Many people have written to complain about duplicate messages from
LSOFT.COM. Here is what happened. On Thursday night US time, PSUVM began
unleashing some 3.5M deliveries onto our machines in the space of a few
hours, following the resolution of a routing outage at CICnet, PSU's
provider. Our delivery machines are normally configured in redundant
mode, where only one machine is actually delivering mail while the other
acts as a backup. In this mode we normally have a delivery capacity of
around 210k/hour, depending on network outages, route flaps, etc. This is
with a normal queue (a most a couple hundred thousand recipients) and
input stream. With the kind of queue we are talking about here,
performance was reduced to 180k/hour. On Friday morning we reconfigured
the delivery machines in non-redundant mode, increasing overall
throughput to around 300k/hour (again, less than our normal throughput
due to the immenseness of the queue). Even at 300k/hour, a 3.5M backlog
would take around 12h to go through, and naturally we were also getting
our regular, daily ~2.5M deliveries from our everyday operations. The
bottom line is that we had to deliver 6,361,742 messages on 11/22,
instead of the usual 2.5M. So, things were slow, and some of our hosts
have been unresponsive yesterday.
Unfortunately, some messages were also duplicated Thursday night. This is
because, in redundant mode, all the new messages had to be processed by
one machine, and the configuration we were using did not allow it to
handle a queue of that size on its own. To give you an idea, the second
largest outage/backlog we have had to deal with involved delivering an
extra 1.1M messages, as compared to a normal day. Here we ended up
delivering 3.8M more than on a normal day. The server had been configured
with a large file cache, which still left more RAM for LSMTP than it had
ever attempted to use (even on the worst outage of record). The virtual
storage quota for LSMTP had been set accordingly (no use allowing it to
get into a situation where paging activity would bring the system to its
knees). So LSMTP was crashing every 30-45 minutes, and any messages that
had been in the process of being sent at the time would be resent after
the restart. We fixed this on Friday morning by increasing the amount of
storage available to LSMTP and its virtual storage quota, and by
splitting the queue between the two main delivery machines.

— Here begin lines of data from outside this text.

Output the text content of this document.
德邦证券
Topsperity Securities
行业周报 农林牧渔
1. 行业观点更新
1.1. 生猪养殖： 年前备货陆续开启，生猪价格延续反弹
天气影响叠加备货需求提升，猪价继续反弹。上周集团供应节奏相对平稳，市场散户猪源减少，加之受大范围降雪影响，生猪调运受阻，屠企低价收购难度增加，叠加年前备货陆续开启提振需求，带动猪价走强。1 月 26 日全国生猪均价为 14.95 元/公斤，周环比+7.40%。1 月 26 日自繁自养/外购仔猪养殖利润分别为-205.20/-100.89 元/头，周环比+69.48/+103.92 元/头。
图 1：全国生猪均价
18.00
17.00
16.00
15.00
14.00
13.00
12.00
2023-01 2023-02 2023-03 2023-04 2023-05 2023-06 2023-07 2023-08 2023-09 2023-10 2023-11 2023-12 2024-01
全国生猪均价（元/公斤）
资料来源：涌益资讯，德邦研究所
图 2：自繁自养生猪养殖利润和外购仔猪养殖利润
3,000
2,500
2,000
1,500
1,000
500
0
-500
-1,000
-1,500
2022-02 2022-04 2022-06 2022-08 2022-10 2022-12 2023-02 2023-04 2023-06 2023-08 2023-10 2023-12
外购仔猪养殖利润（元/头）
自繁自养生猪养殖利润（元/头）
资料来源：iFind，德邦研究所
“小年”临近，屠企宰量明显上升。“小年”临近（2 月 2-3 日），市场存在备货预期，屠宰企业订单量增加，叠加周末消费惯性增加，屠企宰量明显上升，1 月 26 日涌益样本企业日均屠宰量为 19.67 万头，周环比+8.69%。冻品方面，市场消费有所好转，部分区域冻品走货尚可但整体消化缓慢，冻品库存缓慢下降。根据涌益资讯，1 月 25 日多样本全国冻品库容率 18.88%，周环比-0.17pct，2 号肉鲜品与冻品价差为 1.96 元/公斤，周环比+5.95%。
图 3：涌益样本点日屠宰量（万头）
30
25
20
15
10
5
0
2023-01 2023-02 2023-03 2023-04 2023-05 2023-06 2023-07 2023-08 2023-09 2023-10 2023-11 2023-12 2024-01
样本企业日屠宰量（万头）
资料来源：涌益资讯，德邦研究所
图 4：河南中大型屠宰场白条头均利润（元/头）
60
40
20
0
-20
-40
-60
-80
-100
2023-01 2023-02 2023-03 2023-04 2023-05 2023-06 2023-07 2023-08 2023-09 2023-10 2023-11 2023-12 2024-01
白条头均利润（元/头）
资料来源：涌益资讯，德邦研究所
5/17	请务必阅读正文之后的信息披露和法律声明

As you may know we are about to upgrade this setup to a fully redundant
configuration based on a VMS cluster. The new server was shipped on
Wednesday and should in principle arrive Monday (a bit too late, but it
never rains...) This machine will have 512M of RAM and should be able to
deliver 550k messages an hour. If we had had it yesterday, we would have
been able to clear the backlog in a few hours (our total throughput would
have been around 800k/hour), and there would have been no duplicate. It
will take a couple months for the new clustered configuration to go
online as we need to make a few software changes (and test them!) We will
migrate the production workload to the new server when it arrives, and
use the old one as a test machine until we are ready to go live with the
clustered setup. The old server has also been upgraded and we expect that
it will be able to handle 400-450k/hour, however this requires the
installation of VMS 7.1, which will be released in a week or two.
At any rate, we apologize for the inconvenience, but there is no need to
keep reporting duplicates unless they have occurred on Saturday or later
(per the time stamp on the "Received:" line for PEACH.EASE.LSOFT.COM). It
is also possible that messages might get duplicated down the line. Since
we sent 2.5 times as much traffic as on a regular day, mail servers all
over the world have received 2.5 times as much traffic from us as on a
regular day. For most sites, this is not likely to make any difference,
but large sites which get large absolute numbers of deliveries from us
may have been impacted. For instance, we sent around 650,000 deliveries
to AOL yesterday. This is not to say that there has been a problem at
AOL, just that the absolute numbers for some sites may have been
significant and can have caused problems for the mail servers in
question.
Eric
|